Should I choose an RTX 4090 or A100 for local LLM inference?

Question

Im stuck between getting a single RTX 4090 or trying to find a used A100 80GB for my local LLM setup and I cant decide if the extra VRAM is actually worth the massive price jump and the cooling issues. Right now Im mostly messing around with Llama 3 8B but I really want to run the bigger 70B models at high precision without it being painfully slow or offloading a bunch of layers to my system ram.

The 4090 is way easier to buy here in Chicago and I can just go pick it up today at Micro Center plus it fits in a normal PC case. But then I see people online showing off their 80GB VRAM rigs and it makes me feel like I might regret getting the 4090 in six months when models keep getting bigger. I got about $6500 saved up for this whole build so I could technically swing a used A100 from eBay but that thing is gonna be loud as hell in my tiny apartment office and I dont even know if my current PSU can handle it without some weird cooling mods.

Is the speed difference for inference actually that big or is it just about fitting the model in memory? Like is a 4090 faster for smaller stuff but totally useless for the big stuff compared to a datacenter card? Kinda leaning toward the 4090 because its cheaper and easier but those 80 gigs are tempting for future proofing...

CinderCinnamon · Accepted Answer

Saw this while scrolling today and it brought back some bad memories. I actually tried the used enterprise card route last year because I wanted that massive VRAM for my projects. It was a total mess tbh. Datacenter cards like the NVIDIA A100 80GB PCIe arent built for a normal room. They need massive airflow since they dont have fans. I spent weeks messing with 3D printed shrouds and loud jet-engine fans, but it still felt like a fire hazard in my office. One night I smelled burning plastic and almost had a heart attack... thought I fried my whole rig. Honestly, the NVIDIA GeForce RTX 4090 24GB GDDR6X might have less memory, but it fits in a case and wont burn your house down. I eventually paired mine with an EVGA SuperNOVA 1000 G6 1000W 80 Plus Gold and its been rock solid. Sometimes safe and reliable beats risky and huge if you value your sanity.

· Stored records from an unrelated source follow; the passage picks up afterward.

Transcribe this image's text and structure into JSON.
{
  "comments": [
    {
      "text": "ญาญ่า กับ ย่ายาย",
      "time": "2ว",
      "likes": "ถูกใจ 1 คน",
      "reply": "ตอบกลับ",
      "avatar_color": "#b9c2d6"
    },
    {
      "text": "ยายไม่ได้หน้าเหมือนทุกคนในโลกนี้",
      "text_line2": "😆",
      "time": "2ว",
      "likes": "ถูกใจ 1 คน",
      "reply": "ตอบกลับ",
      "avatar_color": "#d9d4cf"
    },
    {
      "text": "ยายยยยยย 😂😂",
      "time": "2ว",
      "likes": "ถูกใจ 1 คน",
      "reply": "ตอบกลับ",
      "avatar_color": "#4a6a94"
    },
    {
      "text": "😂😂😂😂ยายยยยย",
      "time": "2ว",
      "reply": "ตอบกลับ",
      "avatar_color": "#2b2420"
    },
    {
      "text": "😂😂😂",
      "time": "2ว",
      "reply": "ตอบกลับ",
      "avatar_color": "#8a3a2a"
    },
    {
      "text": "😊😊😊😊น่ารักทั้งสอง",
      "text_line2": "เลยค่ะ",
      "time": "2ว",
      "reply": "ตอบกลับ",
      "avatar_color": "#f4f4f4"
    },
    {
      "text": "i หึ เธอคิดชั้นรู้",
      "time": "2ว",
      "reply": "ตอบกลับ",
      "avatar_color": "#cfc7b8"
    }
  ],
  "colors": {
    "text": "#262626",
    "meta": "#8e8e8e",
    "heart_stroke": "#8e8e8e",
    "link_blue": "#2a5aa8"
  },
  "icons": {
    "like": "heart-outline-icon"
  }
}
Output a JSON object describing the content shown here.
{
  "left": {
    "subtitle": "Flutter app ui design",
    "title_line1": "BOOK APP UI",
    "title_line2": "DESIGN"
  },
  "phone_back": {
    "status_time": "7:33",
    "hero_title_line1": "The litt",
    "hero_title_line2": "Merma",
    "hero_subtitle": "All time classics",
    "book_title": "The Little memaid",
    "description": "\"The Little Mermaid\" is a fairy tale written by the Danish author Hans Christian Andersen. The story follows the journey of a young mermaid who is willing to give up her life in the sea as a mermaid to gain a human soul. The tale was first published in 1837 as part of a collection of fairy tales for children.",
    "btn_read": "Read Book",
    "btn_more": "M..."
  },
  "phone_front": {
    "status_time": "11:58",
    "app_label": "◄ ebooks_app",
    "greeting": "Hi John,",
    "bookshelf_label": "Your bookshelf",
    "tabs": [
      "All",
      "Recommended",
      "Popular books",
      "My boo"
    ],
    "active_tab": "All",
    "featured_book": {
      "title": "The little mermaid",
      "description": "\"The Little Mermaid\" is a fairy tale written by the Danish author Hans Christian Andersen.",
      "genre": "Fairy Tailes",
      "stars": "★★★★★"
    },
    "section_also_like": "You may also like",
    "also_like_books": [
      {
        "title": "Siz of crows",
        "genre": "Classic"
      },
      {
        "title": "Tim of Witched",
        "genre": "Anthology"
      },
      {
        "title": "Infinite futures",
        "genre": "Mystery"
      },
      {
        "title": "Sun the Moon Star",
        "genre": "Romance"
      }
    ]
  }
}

IWillNotReadTerms · Answer

Spot on about noise! I ditched blowers for NVIDIA RTX A6000 48GB.48GB VRAM is amazingQuietest fan ever Way better than NVIDIA GeForce RTX 4090 24GB for large models!

MochaMonolith · Answer

honestly i tried the single card route and it was kinda disappointing for what you want. unfortunately the NVIDIA GeForce RTX 4090 24GB GDDR6X just isnt enough for Llama 3 70B without heavy quantization. youll end up frustrated with the speeds once you start offloading to your ram... trust me its slow. the NVIDIA A100 80GB PCIe Tensor Core GPU is a beast but for a tiny apartment? its a nightmare. i had issues with the heat and the scream of those blower fans in my last build. sadly its just not as good as expected for the price. heres what i would actually do with that budget:

buy two NVIDIA GeForce RTX 3090 24GB GDDR6X cards used.

pick up a beefy EVGA SuperNOVA 1600 G+ 1600W PSU.

stick them in a case with massive airflow. going dual card gives you 48GB VRAM which actually fits 70B models at decent precision. much better than being stuck with 24GB on a 4090. dont even bother with the A100 unless you have a dedicated server room honestly.